This may shock you, but developers of team-based competitive games sometimes struggle with players not getting along and being mean to each other. And I don’t just mean trash talking the opposing team, though there is that. Unsportsmanlike behavior and naked dislike can bloom on our own side even within the few minutes it takes to set up and play any team-based game. Developers of these games often look for whatever little trick they can find to nudge people towards liking each other more and getting along. And I’ve got a new one to suggest trying out.
It comes from reading Richard Cialdini’s new book, Pre-Suasion, where he talks about the psychology of persuasion and influencing people.1 One of the key secrets to setting people up to be influenced, Cialdini says, is getting them to feel as sense of unity. A sense of being together, of being part of the same unit. The strongest predictors of unity are whether you are related to someone by blood or if you come from the same geographical location like a neighborhood, school, or town. This creates more goodwill and liking towards that person. Cialdini describes one horrible but illustrative example of such “localism” involving a Nazi work camp where guards would line prisoners up and execute every 10th one in response to some infraction. As one guard went down the line and came to one unfortunately placed 10th prisoner, he looked at him and instead of killing him he turned and killed the man next to him. Why? Because he had recognized the first man as someone he had known growing up in his home town.2
But making people related by blood or making them grow up in the same town isn’t exactly a practical path to unity in most situations. Instead, Cialdini suggests something much more subtle: synchronization.
Consider one study where researchers had subjects simply sit and tap their fingers in time to an on-screen metronome.3 Another person, the experimenter, sat near them and either tapped his finger in time to the same beat, tapped it in time to an asynchronous beat, or didn’t tap at all. As expected, the subjects liked the experimenter more and felt more affiliation towards him when they tapped together in synchronized time. Even though they didn’t necessarily notice it. Another study synchronized or desynchronized subjects in a similar manner and found that when someone had spent time performing the same motions as another person they were more likely to show compassion for them by volunteering to stay and help that person with an unpleasant task.4 This unifying effect of synchronizing physical motions can even be used to understand the effects of things like marching in formation or even dancing.

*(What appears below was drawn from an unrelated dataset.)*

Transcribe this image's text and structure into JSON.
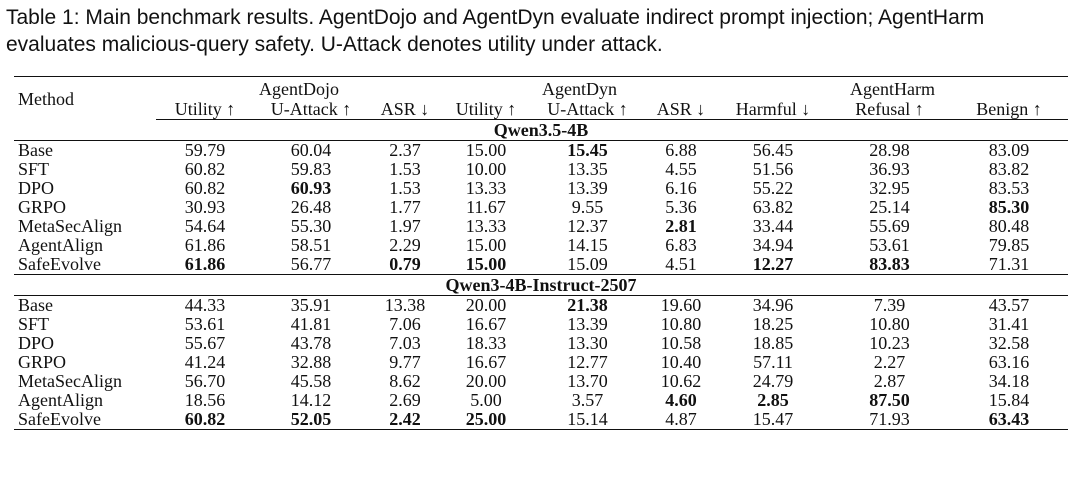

And I wonder if it could be applied to video games as well. In many competitive games there are short times of idleness while players wait for everyone to select their heroes, for the enemy team to set up defenses, or for the level to load up. I wonder what would happen if, during those times, players were encouraged to do something that synchronized the actions of their avatars? Something like simultaneously performing an emote, moving in time with musical cues, lining up in a certain pattern, shooting targets at the same time, jumping on pressure plates at the same time, or any number of other activities. Say you could give them a little bonus if they do it, like +3% experience points for that match, giving a 5 second head start on the match, or even just a bit of inconsequential fanfare.
I imagine you would actually get a lot of conflict if people didn’t synchronize correctly and you’d probably get some trolls who refuse to do it. Because of course they would. But if you made it easy easy enough, or so that you only had to get the majority of teammates to do it, I think it would be fascinating to see if such synchronization of avatars would lead to more unity, more good sportsmanship, and more liking of fellow players.